Eine Dauerfristverlängerung schenkt dir einen Monat mehr Zeit, erfordert bei monatlicher Abgabe aber eine Sondervorauszahlung bis zum 10. Februar 2026.
Automatisierung durch KI-Tools wie mika eliminiert das Risiko von Verspätungszuschlägen und macht den Prozess der Steueranmeldung fast unsichtbar.
Monatlich oder vierteljährlich: Wo ordnest du dich ein?
Wie oft du Post vom Finanzamt erwartest, hängt von deiner Zahllast ab. Die Häufigkeit deiner Umsatzsteuer-Voranmeldung richtet sich nach deiner Zahllast aus dem Vorjahr, also dem Jahr 2025. Das Finanzamt möchte so sicherstellen, dass die Steuerzahlungen gleichmäßig über das Jahr verteilt fließen und keine riesigen Summen auf einmal fällig werden.
Für das Jahr 2026 gelten folgende Schwellenwerte, die du kennen solltest:
Monatliche Abgabe: Wenn deine Umsatzsteuerzahllast im Jahr 2025 mehr als 9.000 Euro betragen hat, bist du zur monatlichen Abgabe verpflichtet.
Vierteljährliche Abgabe: Lag deine Zahllast zwischen 2.000 Euro und 9.000 Euro, reicht eine Meldung pro Quartal aus.

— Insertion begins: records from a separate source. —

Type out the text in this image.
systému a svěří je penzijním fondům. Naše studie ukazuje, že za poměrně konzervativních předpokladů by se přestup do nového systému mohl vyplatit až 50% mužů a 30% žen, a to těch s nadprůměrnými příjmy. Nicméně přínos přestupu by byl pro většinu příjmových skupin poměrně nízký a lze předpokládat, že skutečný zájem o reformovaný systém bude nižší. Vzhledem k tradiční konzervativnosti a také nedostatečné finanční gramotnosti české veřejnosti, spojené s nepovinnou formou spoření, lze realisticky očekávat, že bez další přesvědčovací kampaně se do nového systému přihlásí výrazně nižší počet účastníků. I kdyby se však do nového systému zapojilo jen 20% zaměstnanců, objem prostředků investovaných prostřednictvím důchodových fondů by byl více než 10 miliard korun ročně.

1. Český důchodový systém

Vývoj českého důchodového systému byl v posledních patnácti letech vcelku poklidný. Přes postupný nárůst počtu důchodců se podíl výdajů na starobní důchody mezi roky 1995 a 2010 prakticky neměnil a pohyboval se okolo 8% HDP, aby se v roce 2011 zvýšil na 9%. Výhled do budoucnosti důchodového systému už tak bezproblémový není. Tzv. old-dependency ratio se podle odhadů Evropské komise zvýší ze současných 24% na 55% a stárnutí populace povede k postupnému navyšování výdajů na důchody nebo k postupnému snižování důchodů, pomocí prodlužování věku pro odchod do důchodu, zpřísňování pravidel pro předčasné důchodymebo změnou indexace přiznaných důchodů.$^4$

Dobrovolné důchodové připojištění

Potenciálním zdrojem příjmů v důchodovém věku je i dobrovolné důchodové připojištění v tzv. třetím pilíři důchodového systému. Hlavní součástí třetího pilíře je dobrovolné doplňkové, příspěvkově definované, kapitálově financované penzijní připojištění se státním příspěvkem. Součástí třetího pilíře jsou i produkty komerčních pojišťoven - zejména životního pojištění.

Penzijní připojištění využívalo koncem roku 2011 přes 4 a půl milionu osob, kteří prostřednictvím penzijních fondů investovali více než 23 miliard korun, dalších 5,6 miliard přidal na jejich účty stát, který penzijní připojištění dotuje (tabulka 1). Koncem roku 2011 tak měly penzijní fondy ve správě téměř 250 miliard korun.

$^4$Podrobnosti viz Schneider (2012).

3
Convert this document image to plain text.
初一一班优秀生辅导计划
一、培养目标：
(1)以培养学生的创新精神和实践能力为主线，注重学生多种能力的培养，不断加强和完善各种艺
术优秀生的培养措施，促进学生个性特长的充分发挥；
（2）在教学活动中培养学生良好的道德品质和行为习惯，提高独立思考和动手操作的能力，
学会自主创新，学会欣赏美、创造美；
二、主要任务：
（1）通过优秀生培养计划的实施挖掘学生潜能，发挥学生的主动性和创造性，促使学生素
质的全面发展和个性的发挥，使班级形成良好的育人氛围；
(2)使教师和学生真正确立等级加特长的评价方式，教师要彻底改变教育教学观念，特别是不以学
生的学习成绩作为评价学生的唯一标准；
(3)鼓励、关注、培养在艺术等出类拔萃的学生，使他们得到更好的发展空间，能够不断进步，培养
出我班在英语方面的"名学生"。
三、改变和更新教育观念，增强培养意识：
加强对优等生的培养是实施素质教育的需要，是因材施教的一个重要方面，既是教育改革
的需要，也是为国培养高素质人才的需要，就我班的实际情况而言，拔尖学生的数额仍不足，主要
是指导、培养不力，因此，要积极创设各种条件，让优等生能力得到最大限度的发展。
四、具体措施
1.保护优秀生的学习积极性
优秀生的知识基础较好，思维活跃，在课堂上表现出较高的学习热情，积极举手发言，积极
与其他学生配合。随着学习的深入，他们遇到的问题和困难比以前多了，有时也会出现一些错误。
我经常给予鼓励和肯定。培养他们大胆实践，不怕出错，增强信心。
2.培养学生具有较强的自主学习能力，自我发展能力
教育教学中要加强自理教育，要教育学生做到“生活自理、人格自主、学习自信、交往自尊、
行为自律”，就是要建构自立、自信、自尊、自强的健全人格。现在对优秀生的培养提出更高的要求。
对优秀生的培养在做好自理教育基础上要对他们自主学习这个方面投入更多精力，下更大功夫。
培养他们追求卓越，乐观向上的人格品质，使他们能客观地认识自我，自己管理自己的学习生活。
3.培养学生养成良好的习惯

Befreiung von der Voranmeldung: Betrug die Zahllast weniger als 2.000 Euro, kann dich das Finanzamt von der unterjährigen Meldepflicht befreien. In diesem Fall reichst du nur eine Jahreserklärung ein.
Besonders spannend für dich als Gründer: Es gibt eine Sonderregelung für Neugründungen zwischen 2021 und 2026. In den ersten zwei Jahren deiner Tätigkeit darfst du deine Voranmeldung grundsätzlich vierteljährlich abgeben, sofern deine geschätzte Zahllast nicht extrem hoch ausfällt. Das ist eine echte Entlastung, die dir in der Startphase den Rücken freihält. Wenn du dir unsicher bist, in welche Kategorie du fällst, hilft dir mika dabei, deine Daten aus 2025 zu analysieren und die richtige Frequenz zu bestimmen.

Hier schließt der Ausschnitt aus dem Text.